L’accident s’est produit en fin d’après-midi sur le site artisanal où des centaines de creuseurs s’affairent quotidiennement à l’extraction de coltan — un minerai essentiel à la fabrication de composants électroniques ainsi que de cassitérite et d’autres ressources.
Parmi les victimes figurent non seulement des mineurs, mais aussi des petits commerçants qui vendaient nourriture, eau ou outils aux travailleurs.
Sur place, les opérations de recherche se poursuivent dans des conditions difficiles, les familles cherchant désespérément des nouvelles de leurs proches, certains toujours portés disparus sous des tonnes de terre. L’accès à l’information reste toutefois restreint et quelques témoins affirmant avoir filmé l’accident auraient été interpellés, selon des habitants.

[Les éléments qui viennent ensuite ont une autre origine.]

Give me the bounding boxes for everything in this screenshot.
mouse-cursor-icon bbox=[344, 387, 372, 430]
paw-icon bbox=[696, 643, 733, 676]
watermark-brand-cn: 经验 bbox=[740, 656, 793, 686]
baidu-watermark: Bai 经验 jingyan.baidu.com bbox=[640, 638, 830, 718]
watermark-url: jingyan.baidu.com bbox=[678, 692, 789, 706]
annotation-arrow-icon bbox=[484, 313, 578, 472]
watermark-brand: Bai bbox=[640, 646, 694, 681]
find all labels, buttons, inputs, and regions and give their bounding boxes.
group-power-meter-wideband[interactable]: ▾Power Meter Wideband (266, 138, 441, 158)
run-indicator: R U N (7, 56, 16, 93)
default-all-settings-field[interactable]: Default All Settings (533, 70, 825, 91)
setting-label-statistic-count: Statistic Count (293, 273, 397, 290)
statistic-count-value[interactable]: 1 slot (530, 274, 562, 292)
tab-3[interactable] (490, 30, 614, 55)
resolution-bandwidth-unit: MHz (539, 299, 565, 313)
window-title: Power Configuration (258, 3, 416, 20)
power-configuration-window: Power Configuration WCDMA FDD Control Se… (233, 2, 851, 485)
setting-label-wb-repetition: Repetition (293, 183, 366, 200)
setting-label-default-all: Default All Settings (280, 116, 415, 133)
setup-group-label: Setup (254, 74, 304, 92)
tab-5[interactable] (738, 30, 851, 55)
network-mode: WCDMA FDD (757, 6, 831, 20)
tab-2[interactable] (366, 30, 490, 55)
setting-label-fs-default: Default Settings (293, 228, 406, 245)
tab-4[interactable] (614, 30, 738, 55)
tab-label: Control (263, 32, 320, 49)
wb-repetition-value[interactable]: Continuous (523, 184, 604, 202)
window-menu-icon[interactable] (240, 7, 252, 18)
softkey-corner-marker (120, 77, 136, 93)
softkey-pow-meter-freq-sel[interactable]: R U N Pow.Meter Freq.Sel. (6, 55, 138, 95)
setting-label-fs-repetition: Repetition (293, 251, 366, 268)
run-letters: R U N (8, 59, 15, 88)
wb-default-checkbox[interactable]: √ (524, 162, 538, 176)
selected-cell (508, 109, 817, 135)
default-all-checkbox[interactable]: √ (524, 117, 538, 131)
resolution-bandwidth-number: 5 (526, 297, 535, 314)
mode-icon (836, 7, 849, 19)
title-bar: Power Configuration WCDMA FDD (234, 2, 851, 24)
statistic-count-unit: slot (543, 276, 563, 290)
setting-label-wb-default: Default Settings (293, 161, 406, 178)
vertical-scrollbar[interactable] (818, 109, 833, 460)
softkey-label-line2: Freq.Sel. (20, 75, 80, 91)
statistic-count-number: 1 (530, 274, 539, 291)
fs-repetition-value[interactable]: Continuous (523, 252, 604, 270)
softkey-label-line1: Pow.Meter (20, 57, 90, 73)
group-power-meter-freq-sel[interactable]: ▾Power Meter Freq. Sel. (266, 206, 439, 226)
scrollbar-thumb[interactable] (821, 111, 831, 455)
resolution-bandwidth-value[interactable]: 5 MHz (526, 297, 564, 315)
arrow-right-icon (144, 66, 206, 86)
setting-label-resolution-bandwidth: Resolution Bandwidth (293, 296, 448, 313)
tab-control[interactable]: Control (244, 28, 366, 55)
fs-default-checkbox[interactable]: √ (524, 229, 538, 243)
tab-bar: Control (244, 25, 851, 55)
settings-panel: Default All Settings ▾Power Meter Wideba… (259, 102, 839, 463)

Ce nouvel éboulement survient à peine un mois après un accident encore plus meurtrier au même endroit : le 28 janvier dernier, un glissement de terrain dans cette même zone avait coûté la vie à plusieurs personnes selon des bilans officiels, faisant de cet endroit l’un des sites miniers les plus dangereux du pays.
La mine de Rubaya est contrôlée par le groupe armé rebelle Afc/M23, qui impose des taxes sur l’extraction de coltan et tire des revenus importants de cette activité.
Le manque de régulation, l’exploitation artisanale sans normes de sécurité et les terrains fragilisés par des années d’excavations rendent ces sites extrêmement dangereux.
Ce nouveau drame met en lumière les conditions périlleuses de ces sites miniers au cœur d’un conflit qui dure depuis des décennies dans l’est de la RDC.